Research from the ADP Research Institute found that in about 40% of companies, one in four workers is a gig or contract worker, illustrating how widespread contract labor has become across industries including technology, healthcare support services, and logistics, where companies turn to flexible staffing to meet fluctuating demand.

Companies benefit from part-time, contract-based labor which allows firms to scale staffing up or down without long-term commitments. It reduces exposure to benefit costs, severance obligations, and labor disputes. Legal risk also shifts, as misclassification disputes can take years to resolve and often affect only a subset of workers. In practice, this usually means only the workers who speak up or are directly investigated are affected, because misclassification cases start with individual complaints and move slowly through reviews and appeals instead of automatically changing how an entire company classifies its workers.
For workers, the trade-offs are immediate. Income can vary month to month, and contracts may end with little notice. Employer-provided benefits often disappear, including health insurance, paid vacation, and retirement contributions such as 401(k) plans. Career progression becomes less clear without formal titles or promotion paths. Access to credit and housing can also suffer, as lenders and landlords often view contract income as less reliable.
The trend has drawn attention from regulators and policymakers, though enforcement of laws governing worker classification and misclassification remains uneven across industries and jurisdictions. Federal and state agencies periodically update guidance on worker classification, emphasizing that job titles alone do not determine employment status, since classification determines what labor protections and benefits workers receive and what obligations employers must meet. The actual duties, level of control, and economic dependence matter. Still, enforcement actions typically follow complaints, leaving many workers to navigate classification issues on their own.

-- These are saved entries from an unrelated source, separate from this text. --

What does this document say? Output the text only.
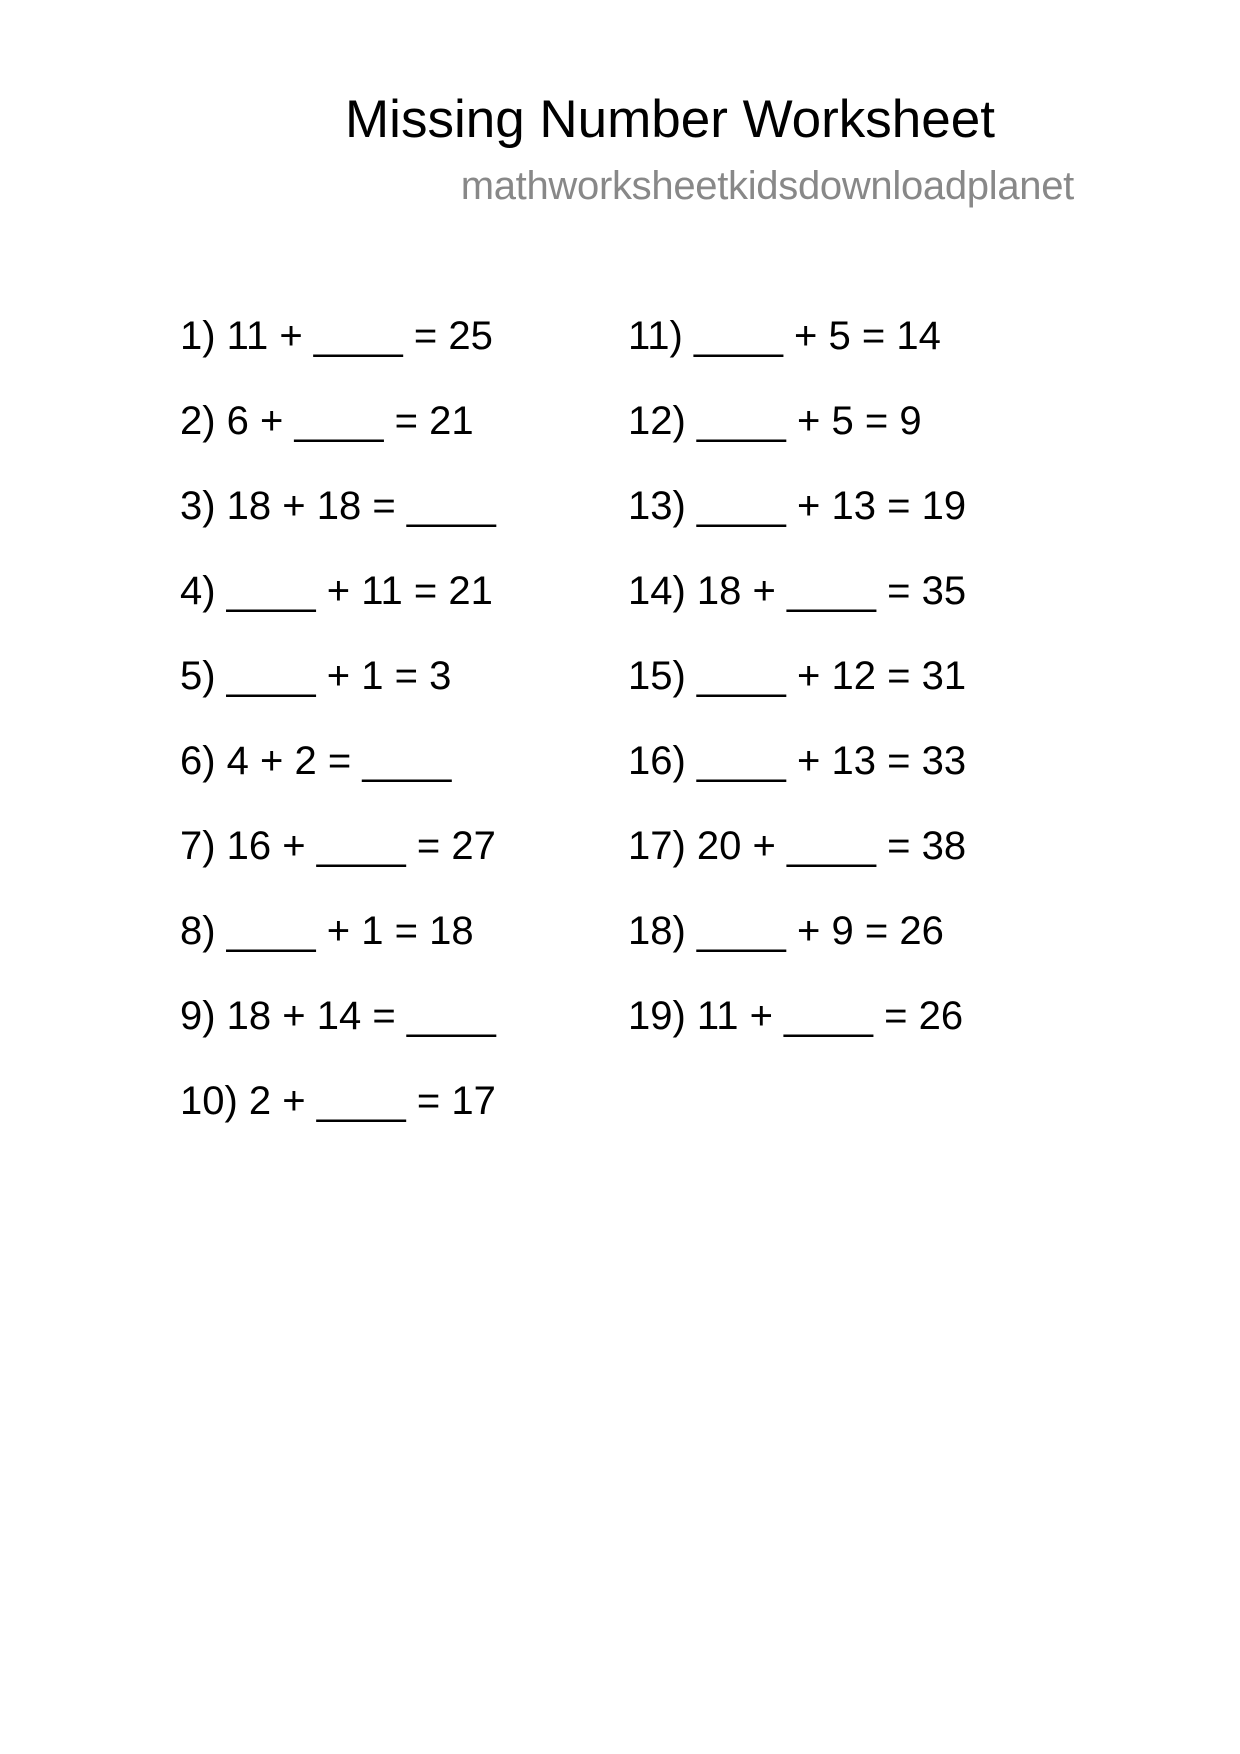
Missing Number Worksheet
mathworksheetkidsdownloadplanet
1) 11 + ____ = 25
2) 6 + ____ = 21
3) 18 + 18 = ____
4) ____ + 11 = 21
5) ____ + 1 = 3
6) 4 + 2 = ____
7) 16 + ____ = 27
8) ____ + 1 = 18
9) 18 + 14 = ____
10) 2 + ____ = 17
11) ____ + 5 = 14
12) ____ + 5 = 9
13) ____ + 13 = 19
14) 18 + ____ = 35
15) ____ + 12 = 31
16) ____ + 13 = 33
17) 20 + ____ = 38
18) ____ + 9 = 26
19) 11 + ____ = 26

Economists caution that contract work itself is not new, nor inherently exploitative. Freelancing has long played a role in creative and professional fields. What has changed is the use of contractor status for roles that function as standard entry points into an organization, with fixed schedules, ongoing responsibilities, and direct supervision.
As more early-career workers encounter contract roles as their first step into the labor market, the long-term effects remain uncertain. Researchers continue to study whether prolonged contract work delays wage growth, retirement savings, and job mobility. What is clear is that the definition of an entry-level job has shifted, often without explicit acknowledgment.
For many workers, the change becomes visible only after accepting a position once expected to provide stability. By then, the risks and costs have already moved from the employer’s balance sheet to the individual, reshaping how a generation begins its working lives.